Harper-Schmidt Fellow and Collegiate Assistant Professor
RESEARCH INTERESTS
The history of political thought, intellectual history, the age of revolutions, American history, French history, legal and constitutional history.
BIOGRAPHY
Angus Harwood Brown is a historian of political thought, with a particular interest in the history of democracy and democratic revolutions in the (very) long eighteenth century. He is currently working on a book on constitutional guardianship in the American and French Revolutions, and on a new research project on debates about perpetual peace and world government since the eighteenth century.
Prior to coming to the University of Chicago Angus completed a PhD in History at the University of Cambridge, focused on the history of political thought. His work has recently been published in the Journal of the History of Ideas, the American Journal of Legal History, and the Intellectual History Review, and he was the recipient of the International Society for Intellectual History’s 2024 Charles Schmitt Prize.
RECENT PUBLICATIONS
"Sieyès’s Constitutional Jury, the Pennsylvania Council of Censors, and the Debate on the Conservative Power in the French Revolution," Journal of the HIstory of Ideas 85, no. 3 (2024): 479-508.
"The Pennsylvania Council of Censors and the Debate on the Guardian of the Constitution in the Early United States," American Journal of Legal History 64, no. 1 (2024): 1-26.

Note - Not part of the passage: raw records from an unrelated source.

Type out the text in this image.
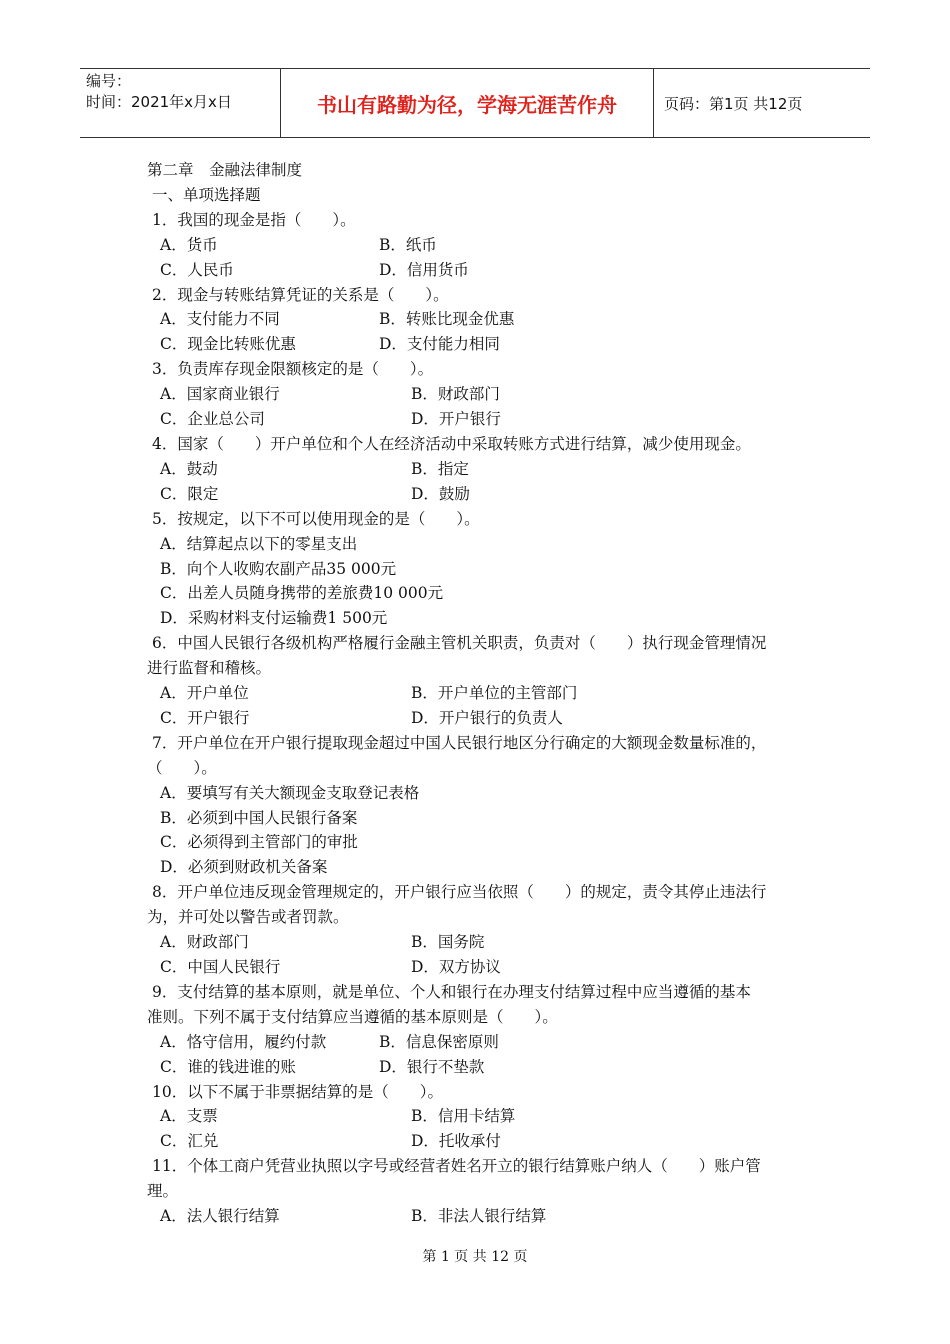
编号：
时间：2021年x月x日	书山有路勤为径，学海无涯苦作舟	页码：第1页 共12页
第二章　金融法律制度
一、单项选择题
1．我国的现金是指（　　）。
A．货币	B．纸币
C．人民币	D．信用货币
2．现金与转账结算凭证的关系是（　　）。
A．支付能力不同	B．转账比现金优惠
C．现金比转账优惠	D．支付能力相同
3．负责库存现金限额核定的是（　　）。
A．国家商业银行	B．财政部门
C．企业总公司	D．开户银行
4．国家（　　）开户单位和个人在经济活动中采取转账方式进行结算，减少使用现金。
A．鼓动	B．指定
C．限定	D．鼓励
5．按规定，以下不可以使用现金的是（　　）。
A．结算起点以下的零星支出
B．向个人收购农副产品35 000元
C．出差人员随身携带的差旅费10 000元
D．采购材料支付运输费1 500元
6．中国人民银行各级机构严格履行金融主管机关职责，负责对（　　）执行现金管理情况
进行监督和稽核。
A．开户单位	B．开户单位的主管部门
C．开户银行	D．开户银行的负责人
7．开户单位在开户银行提取现金超过中国人民银行地区分行确定的大额现金数量标准的，
（　　）。
A．要填写有关大额现金支取登记表格
B．必须到中国人民银行备案
C．必须得到主管部门的审批
D．必须到财政机关备案
8．开户单位违反现金管理规定的，开户银行应当依照（　　）的规定，责令其停止违法行
为，并可处以警告或者罚款。
A．财政部门	B．国务院
C．中国人民银行	D．双方协议
9．支付结算的基本原则，就是单位、个人和银行在办理支付结算过程中应当遵循的基本
准则。下列不属于支付结算应当遵循的基本原则是（　　）。
A．恪守信用，履约付款	B．信息保密原则
C．谁的钱进谁的账	D．银行不垫款
10．以下不属于非票据结算的是（　　）。
A．支票	B．信用卡结算
C．汇兑	D．托收承付
11．个体工商户凭营业执照以字号或经营者姓名开立的银行结算账户纳人（　　）账户管
理。
A．法人银行结算	B．非法人银行结算
第 1 页 共 12 页
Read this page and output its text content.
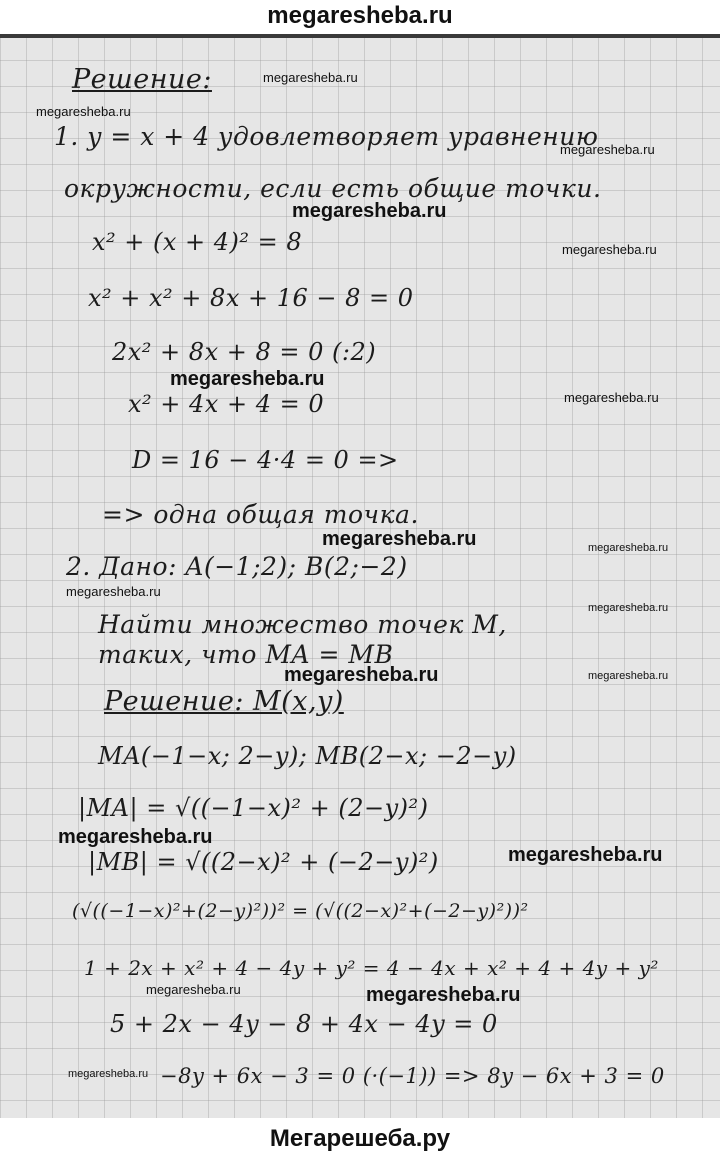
megaresheba.ru
Решение:
1. y = x + 4 удовлетворяет уравнению
окружности, если есть общие точки.
x² + (x + 4)² = 8
x² + x² + 8x + 16 − 8 = 0
2x² + 8x + 8 = 0 (:2)
x² + 4x + 4 = 0
D = 16 − 4·4 = 0 =>
=> одна общая точка.
2. Дано: A(−1;2); B(2;−2)
Найти множество точек M,
таких, что MA = MB
Решение: M(x,y)
MA(−1−x; 2−y); MB(2−x; −2−y)
|MA| = √((−1−x)² + (2−y)²)
|MB| = √((2−x)² + (−2−y)²)
(√((−1−x)²+(2−y)²))² = (√((2−x)²+(−2−y)²))²
1 + 2x + x² + 4 − 4y + y² = 4 − 4x + x² + 4 + 4y + y²
5 + 2x − 4y − 8 + 4x − 4y = 0
−8y + 6x − 3 = 0 (·(−1)) => 8y − 6x + 3 = 0
megaresheba.ru
megaresheba.ru
megaresheba.ru
megaresheba.ru
megaresheba.ru
megaresheba.ru
megaresheba.ru
megaresheba.ru
megaresheba.ru
megaresheba.ru
megaresheba.ru
megaresheba.ru
megaresheba.ru
megaresheba.ru
megaresheba.ru
megaresheba.ru
megaresheba.ru
megaresheba.ru
Мегарешеба.ру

"Republican nostalgia, the division of labour, and the origins of inequality in the thought of the Abbé Sieyès," Intellectual History Review 34, no. 2 (2024): 433-456.
RECENT AWARDS
2024 Charles Schmitt Prize from the International Society for Intellectual History for his paper “Republican Hegemony as Perpetual Peace? Sieyès’ Theory of International Politics and the Intellectual Origins of Kant’s ‘Federation of Peoples’.”